L’Italie de Roberto Mancini va-t-elle réserver au Pays de Galles le même sort qu’elle a infligé à la Suisse de Vladimir Petkovic?

AFP

«Le petit biscuit? Bon au petit-déjeuner, indigeste dans le football.» L’expert de la question est Zdenek Zeman, ancien entraîneur de la Lazio, la Roma ou encore Lugano (en 2015-16), dans sa chronique de samedi dans La Gazzetta dello Sport. Le petit biscuit, c’est le biscotto. Le lexique italien du football a ses jolies métaphores, ses expressions qu’il faut comprendre. Celle-ci se réfère à l’arrangement gentillet entre amis: «on se partage le biscuit», autrement dit. En Italie, ça ne plaît pas. La Gazzetta l’a fait savoir en une.

Elle attend que sa Nazionale – qui avait été victime d’un biscotto en 2004, lorsque Suède et Danemark devaient faire 2-2 au troisième match pour l’éliminer – joue le coup à fond contre le Pays de Galles dimanche, qu’elle ne lève pas le pied pour se contenter d’une deuxième place qui ne la dérangerait pas. Elle éviterait de rencontrer éventuellement la Belgique en quarts de finale, puis la France en demi. Ou sinon, il y a le match nul qui fige les positions au classement, mais qui convient aux deux équipes: l’Italie assurerait sa première place, le Pays de Galles celle juste derrière.
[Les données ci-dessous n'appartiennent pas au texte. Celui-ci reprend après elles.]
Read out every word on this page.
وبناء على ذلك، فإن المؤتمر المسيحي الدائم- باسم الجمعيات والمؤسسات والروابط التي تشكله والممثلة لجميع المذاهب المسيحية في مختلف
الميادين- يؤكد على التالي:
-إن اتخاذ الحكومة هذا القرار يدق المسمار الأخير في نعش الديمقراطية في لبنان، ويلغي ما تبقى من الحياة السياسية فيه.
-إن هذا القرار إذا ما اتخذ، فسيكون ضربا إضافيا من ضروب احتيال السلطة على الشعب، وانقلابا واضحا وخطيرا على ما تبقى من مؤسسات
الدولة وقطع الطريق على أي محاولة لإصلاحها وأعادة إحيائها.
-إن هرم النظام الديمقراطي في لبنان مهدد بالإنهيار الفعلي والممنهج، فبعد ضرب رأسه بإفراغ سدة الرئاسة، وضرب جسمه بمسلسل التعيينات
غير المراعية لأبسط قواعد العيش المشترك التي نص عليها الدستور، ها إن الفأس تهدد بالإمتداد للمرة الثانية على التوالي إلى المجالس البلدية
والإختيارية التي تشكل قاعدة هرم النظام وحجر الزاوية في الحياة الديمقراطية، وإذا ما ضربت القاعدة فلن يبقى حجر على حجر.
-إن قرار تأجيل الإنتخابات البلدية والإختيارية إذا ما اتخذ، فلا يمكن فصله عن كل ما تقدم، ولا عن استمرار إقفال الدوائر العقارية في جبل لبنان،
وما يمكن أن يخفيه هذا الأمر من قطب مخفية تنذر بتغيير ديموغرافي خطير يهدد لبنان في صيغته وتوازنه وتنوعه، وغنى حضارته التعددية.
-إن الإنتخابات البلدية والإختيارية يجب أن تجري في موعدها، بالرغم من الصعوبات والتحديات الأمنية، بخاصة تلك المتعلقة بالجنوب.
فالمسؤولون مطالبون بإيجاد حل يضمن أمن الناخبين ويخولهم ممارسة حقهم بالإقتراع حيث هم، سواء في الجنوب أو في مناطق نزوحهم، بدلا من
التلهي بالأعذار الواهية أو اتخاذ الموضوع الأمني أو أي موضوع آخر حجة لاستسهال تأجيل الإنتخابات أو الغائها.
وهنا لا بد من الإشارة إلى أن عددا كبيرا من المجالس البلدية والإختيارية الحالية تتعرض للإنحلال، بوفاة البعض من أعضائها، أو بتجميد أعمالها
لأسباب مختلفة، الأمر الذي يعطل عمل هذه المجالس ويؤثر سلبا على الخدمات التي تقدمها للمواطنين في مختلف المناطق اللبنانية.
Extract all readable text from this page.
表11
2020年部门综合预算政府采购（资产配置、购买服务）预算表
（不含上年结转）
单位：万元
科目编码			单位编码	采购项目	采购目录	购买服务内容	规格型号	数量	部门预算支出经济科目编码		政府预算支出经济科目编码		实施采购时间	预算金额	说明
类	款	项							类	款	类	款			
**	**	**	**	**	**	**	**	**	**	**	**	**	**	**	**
Et puis, il y a l’autre option, celle qui plaît aux romantiques. Ainsi qu’à l’équipe de Suisse. La sélection de Roberto Mancini, si distinguée sur ses deux premiers matches, continuerait sur sa lancée, éblouirait une troisième fois son public. Et passerait un certain nombre de buts à un adversaire qui n’a pas plus de raison de lui résister que la Turquie et la Suisse, toutes deux battues 3-0.

Un tournus italien

Cette éventualité arrangerait bien l’équipe de Vladimir Petkovic. À condition qu’elle gagne bien sûr. En cas de victoire contre la Turquie à Bakou dans le même temps, elle serait presque assurée de se qualifier pour les 8es de finale. Mais si elle parvient à remonter une différence de buts largement défavorable pour l’instant (-3 pour la Suisse, +2 pour les Gallois), elle pourrait même, dans le plus insensé des scénarios, aller chercher une 2e place qui soulagerait tout le monde. À l’heure actuelle, tout cela paraît fantasque.
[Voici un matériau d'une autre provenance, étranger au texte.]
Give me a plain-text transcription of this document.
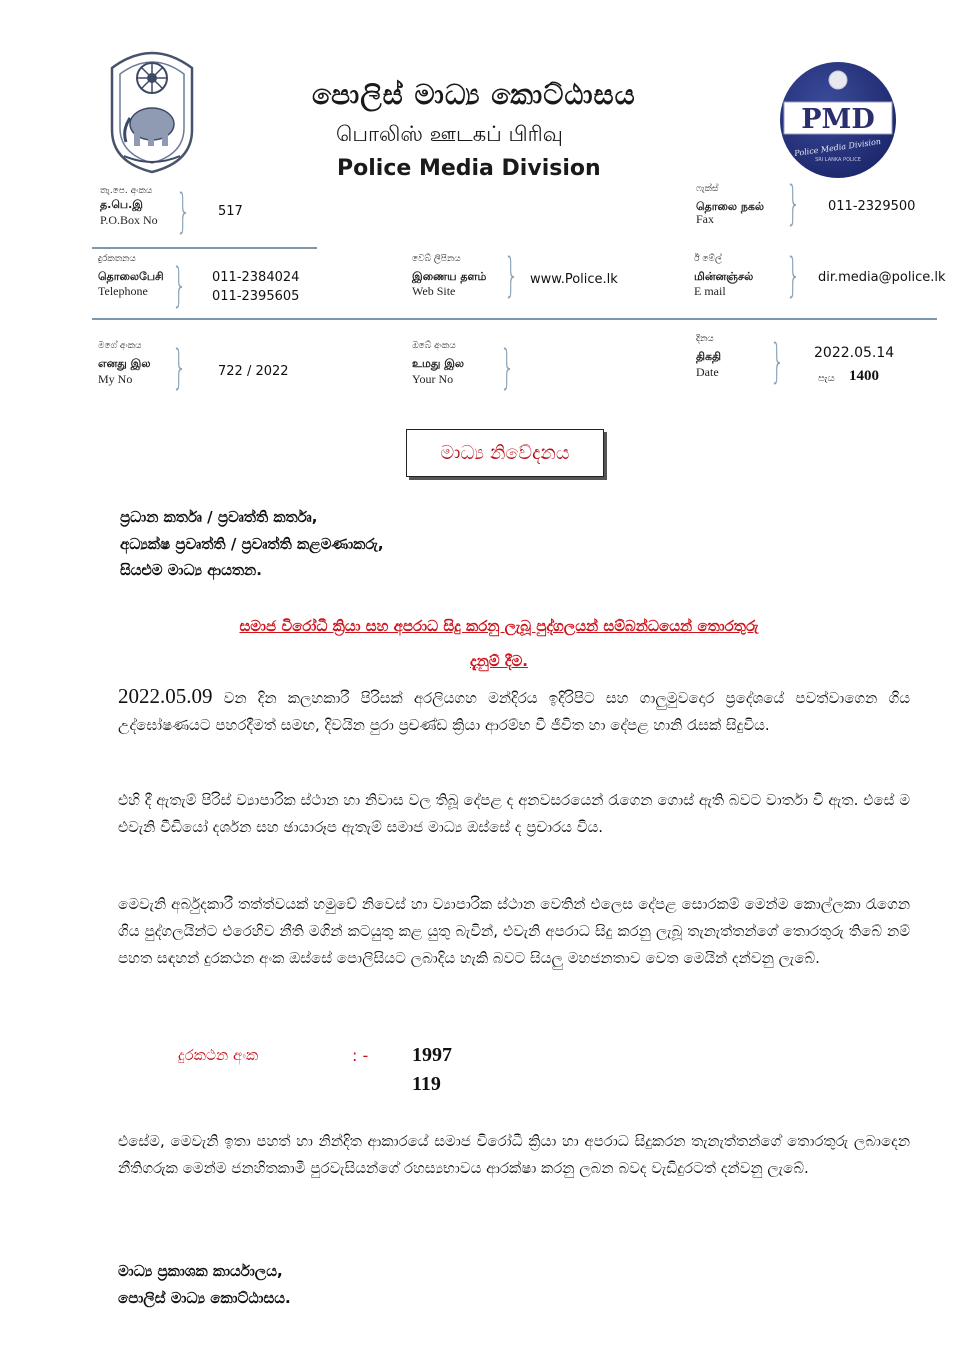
පොලිස් මාධ්‍ය කොට්ඨාසය
பொலிஸ் ஊடகப் பிரிவு
Police Media Division
PMD
Police Media Division
SRI LANKA POLICE
තැ.පෙ. අංකය
த.பெ.இ
P.O.Box No } 517
ෆැක්ස්
தொலை நகல்
Fax	} 011-2329500
දුරකතනය
தொலைபேசி
Telephone } 011-2384024
011-2395605
වෙබ් ලිපිනය
இணைய தளம்
Web Site	} www.Police.lk
ඊ මේල්
மின்னஞ்சல்
E mail	} dir.media@police.lk
මගේ අංකය
எனது இல
My No } 722 / 2022
ඔබේ අංකය
உமது இல
Your No }
දිනය
திகதி
Date } 2022.05.14
පැය 1400
මාධ්‍ය නිවේදනය
ප්‍රධාන කර්තෘ / ප්‍රවෘත්ති කර්තෘ,
අධ්‍යක්ෂ ප්‍රවෘත්ති / ප්‍රවෘත්ති කළමණාකරු,
සියළුම මාධ්‍ය ආයතන.
සමාජ විරෝධී ක්‍රියා සහ අපරාධ සිදු කරනු ලැබූ පුද්ගලයන් සම්බන්ධයෙන් තොරතුරු
දැනුම් දීම.
2022.05.09 වන දින කලහකාරී පිරිසක් අරලියගහ මන්දිරය ඉදිරිපිට සහ ගාලුමුවදොර ප්‍රදේශයේ පවත්වාගෙන ගිය උද්ඝෝෂණයට පහරදීමත් සමඟ, දිවයින පුරා ප්‍රචණ්ඩ ක්‍රියා ආරම්භ වී ජීවිත හා දේපළ හානි රැසක් සිදුවිය.
එහි දී ඇතැම් පිරිස් ව්‍යාපාරික ස්ථාන හා නිවාස වල තිබූ දේපළ ද අනවසරයෙන් රැගෙන ගොස් ඇති බවට වාර්තා වී ඇත. එසේ ම එවැනි වීඩියෝ දර්ශන සහ ඡායාරූප ඇතැම් සමාජ මාධ්‍ය ඔස්සේ ද ප්‍රචාරය විය.
මෙවැනි අර්බුදකාරී තත්ත්වයක් හමුවේ නිවෙස් හා ව්‍යාපාරික ස්ථාන වෙතින් එලෙස දේපළ සොරකම් මෙන්ම කොල්ලකා රැගෙන ගිය පුද්ගලයින්ට එරෙහිව නීති මගින් කටයුතු කළ යුතු බැවින්, එවැනි අපරාධ සිදු කරනු ලැබූ තැනැත්තන්ගේ තොරතුරු තිබේ නම් පහත සඳහන් දුරකථන අංක ඔස්සේ පොලිසියට ලබාදිය හැකි බවට සියලු මහජනතාව වෙත මෙයින් දන්වනු ලැබේ.
දුරකථන අංක	: - 1997
119
එසේම, මෙවැනි ඉතා පහත් හා නින්දිත ආකාරයේ සමාජ විරෝධී ක්‍රියා හා අපරාධ සිදුකරන තැනැත්තන්ගේ තොරතුරු ලබාදෙන නීතිගරුක මෙන්ම ජනහිතකාමී පුරවැසියන්ගේ රහස්‍යභාවය ආරක්ෂා කරනු ලබන බවද වැඩිදුරටත් දන්වනු ලැබේ.
මාධ්‍ය ප්‍රකාශක කාර්යාලය,
පොලිස් මාධ්‍ය කොට්ඨාසය.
Mais l’Italie, de son côté, jure qu’elle n’a pas prévu d’en faire moins dimanche. «C’est important de jouer pour gagner, cela est inscrit dans nos principes, promet Mancini. Pour moi, nous ne sommes pas dans une situation de biscotto, car cela existe quand un seul résultat répond au même objectif des équipes. Or, nous, nous sommes déjà qualifiés pour les 8es de finale.» Sourire malicieux. Comme pour dire qu’un résultat défavorable ne serait pas dramatique: «Ce ne serait pas humiliant de perdre, car nous avons déjà fait le boulot. Nous irons soit à Londres, soit à Amsterdam (ndlr: selon que l’Italie termine 1re ou 2e du groupe), et nous serons quoi qu’il en soit prêts.»
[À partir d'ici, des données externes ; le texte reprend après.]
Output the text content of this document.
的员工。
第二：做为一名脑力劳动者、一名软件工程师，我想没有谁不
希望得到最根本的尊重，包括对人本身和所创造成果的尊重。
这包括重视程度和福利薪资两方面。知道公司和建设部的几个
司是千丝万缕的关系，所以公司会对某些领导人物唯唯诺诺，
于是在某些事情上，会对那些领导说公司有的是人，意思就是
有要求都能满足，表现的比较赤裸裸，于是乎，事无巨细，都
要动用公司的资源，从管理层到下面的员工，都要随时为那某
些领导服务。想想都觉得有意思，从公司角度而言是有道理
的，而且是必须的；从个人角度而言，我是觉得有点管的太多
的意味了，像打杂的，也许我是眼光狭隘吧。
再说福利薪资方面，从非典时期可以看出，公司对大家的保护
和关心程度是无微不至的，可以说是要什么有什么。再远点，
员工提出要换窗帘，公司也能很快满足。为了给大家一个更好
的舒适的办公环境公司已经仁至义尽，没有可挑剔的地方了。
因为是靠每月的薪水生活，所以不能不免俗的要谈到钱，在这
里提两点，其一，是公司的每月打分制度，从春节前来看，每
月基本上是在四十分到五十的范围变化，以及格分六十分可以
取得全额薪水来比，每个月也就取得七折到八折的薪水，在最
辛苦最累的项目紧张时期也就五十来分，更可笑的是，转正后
L’Italie jouera sans doute le coup à fond. Mais avec une certaine intelligence. Ce qu’il faut comprendre? Il y aura du tournus. Marco Verratti, par exemple, devrait débuter son Euro contre le Pays de Galles dimanche, probablement à la place de Locatelli. Andrea Belotti, présent en conférence de presse d’avant-match samedi, sera vraisemblablement titulaire en pointe de l’attaque, en lieu et place de Ciro Immobile. Pour ne citer que les plus marquants. «Nous devons changer quelque chose, car ce sera notre troisième match déjà, et en jouant à 18h00 sous 32 degrés, nous aurons besoin de joueurs frais», justifie Mancini. La Suisse lui fait confiance.